Director of Development Derek Ochs stressed Macola is focused on enhancing usability and ensuring consistency for its users. This means its systems are being designed to deliver clarity, accessibility, mobility and responsiveness.

“In any given day, our customers may be on the shop or warehouse floor managing operations, out of the office visiting customers or suppliers, or sourcing new materials. The latest update to our ERP and business software is focused on empowering users to more efficiently and seamlessly access the information they need to do their jobs, wherever they are at the time,” Ochs said. “With Macola 10.5, we are matching our software to the way our customers do their jobs. In the end, if Macola is truly doing its own job, the user hardly knows the software is there.”

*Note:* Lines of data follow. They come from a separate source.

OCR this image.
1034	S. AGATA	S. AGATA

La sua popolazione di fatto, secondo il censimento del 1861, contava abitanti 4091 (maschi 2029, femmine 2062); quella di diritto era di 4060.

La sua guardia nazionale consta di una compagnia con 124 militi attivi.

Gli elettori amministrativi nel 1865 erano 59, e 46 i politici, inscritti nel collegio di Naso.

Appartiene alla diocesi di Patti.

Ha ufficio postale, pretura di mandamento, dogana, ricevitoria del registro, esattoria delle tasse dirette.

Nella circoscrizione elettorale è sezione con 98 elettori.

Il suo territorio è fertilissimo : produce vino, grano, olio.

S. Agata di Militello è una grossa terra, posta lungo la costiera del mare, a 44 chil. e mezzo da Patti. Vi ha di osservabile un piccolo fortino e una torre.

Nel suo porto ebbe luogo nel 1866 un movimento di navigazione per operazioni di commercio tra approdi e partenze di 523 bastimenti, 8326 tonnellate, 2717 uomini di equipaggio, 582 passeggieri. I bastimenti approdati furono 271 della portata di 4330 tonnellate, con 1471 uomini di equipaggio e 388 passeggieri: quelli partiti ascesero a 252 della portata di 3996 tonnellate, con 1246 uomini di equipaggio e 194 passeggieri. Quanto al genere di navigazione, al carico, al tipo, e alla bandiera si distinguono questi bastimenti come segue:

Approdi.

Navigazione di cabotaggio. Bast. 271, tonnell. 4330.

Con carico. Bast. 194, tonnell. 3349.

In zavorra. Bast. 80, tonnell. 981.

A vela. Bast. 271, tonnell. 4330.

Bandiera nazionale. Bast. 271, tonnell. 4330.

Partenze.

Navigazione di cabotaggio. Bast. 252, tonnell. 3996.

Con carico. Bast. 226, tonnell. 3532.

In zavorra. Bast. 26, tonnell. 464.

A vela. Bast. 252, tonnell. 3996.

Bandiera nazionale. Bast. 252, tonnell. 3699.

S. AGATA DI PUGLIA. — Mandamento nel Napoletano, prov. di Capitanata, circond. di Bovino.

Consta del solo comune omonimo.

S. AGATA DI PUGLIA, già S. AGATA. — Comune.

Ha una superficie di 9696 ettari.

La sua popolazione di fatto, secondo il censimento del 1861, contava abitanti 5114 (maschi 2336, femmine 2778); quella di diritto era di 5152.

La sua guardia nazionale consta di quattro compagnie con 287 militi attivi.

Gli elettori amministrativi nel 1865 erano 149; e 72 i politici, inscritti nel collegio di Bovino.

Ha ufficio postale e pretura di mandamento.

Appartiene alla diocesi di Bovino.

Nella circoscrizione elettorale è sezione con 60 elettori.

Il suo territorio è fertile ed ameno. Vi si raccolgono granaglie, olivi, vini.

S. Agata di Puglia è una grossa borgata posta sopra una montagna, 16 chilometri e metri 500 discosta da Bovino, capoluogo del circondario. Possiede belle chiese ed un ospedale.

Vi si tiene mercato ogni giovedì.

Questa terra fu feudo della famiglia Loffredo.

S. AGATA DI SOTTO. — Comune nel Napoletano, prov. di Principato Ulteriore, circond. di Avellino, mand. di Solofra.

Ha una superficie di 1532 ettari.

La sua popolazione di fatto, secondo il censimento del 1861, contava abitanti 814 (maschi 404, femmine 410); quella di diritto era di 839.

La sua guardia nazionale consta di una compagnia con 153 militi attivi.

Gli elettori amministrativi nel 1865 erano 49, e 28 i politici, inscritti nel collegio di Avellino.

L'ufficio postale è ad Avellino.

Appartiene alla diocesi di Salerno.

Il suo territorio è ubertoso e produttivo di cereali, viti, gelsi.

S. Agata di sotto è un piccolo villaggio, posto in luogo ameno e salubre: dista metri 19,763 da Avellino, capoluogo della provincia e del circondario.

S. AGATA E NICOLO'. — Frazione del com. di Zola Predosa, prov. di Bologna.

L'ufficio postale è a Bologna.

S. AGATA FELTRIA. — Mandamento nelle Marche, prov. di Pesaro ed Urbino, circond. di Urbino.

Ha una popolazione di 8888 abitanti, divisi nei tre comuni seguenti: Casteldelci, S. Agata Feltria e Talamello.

To demonstrate its dedication to moving customers forward with cutting-edge technology, Exact announced the creation of Macola Labs, which uses company hackathons to explore new technologies and determine what will be developed in the future. Through this initiative, Exact is exploring a facial recognition application, a service-focused “chat bot” and a number of other developments.

Already, customers are having great success with Macola 10, and the company continues to enhance the ERP systems to aid client growth. Exact believes Macola 10 can help customers go beyond core ERP, become paperless in key departments, establish workflow for every critical business process and automate warehouse processes.

“We were looking for an ERP system about 18 months ago,” explained Ben Barber, general manager of Solaire Medical. “We had a custom ERP system and we would sell it, but as we evolved into a manufacturing and sales company, the proprietary system wasn’t working for the operational team. We needed a system that could help us increase productivity and lower lead time.”

Solaire went live with the Macola system last year and Barber described it as a “positive experience” because Exact viewed the company’s processes and procedures and helped fine tune the system in several areas to meet Solaire’s needs. “We are looking to Macola to scale with us,” Barber added. “We believe our internal lead times will be able to go from 30 days to 14 days.”

Ochs explained the expertise at Macola helps its customers have similar stories. “We’ve been doing this for 30 years,” he said. “There is not a scenario when sales talks to a customer where we haven’t seen before and haven’t solved. We know manufacturing and how you run that business better than anyone else, and we will continue to build on that legacy and modernize.”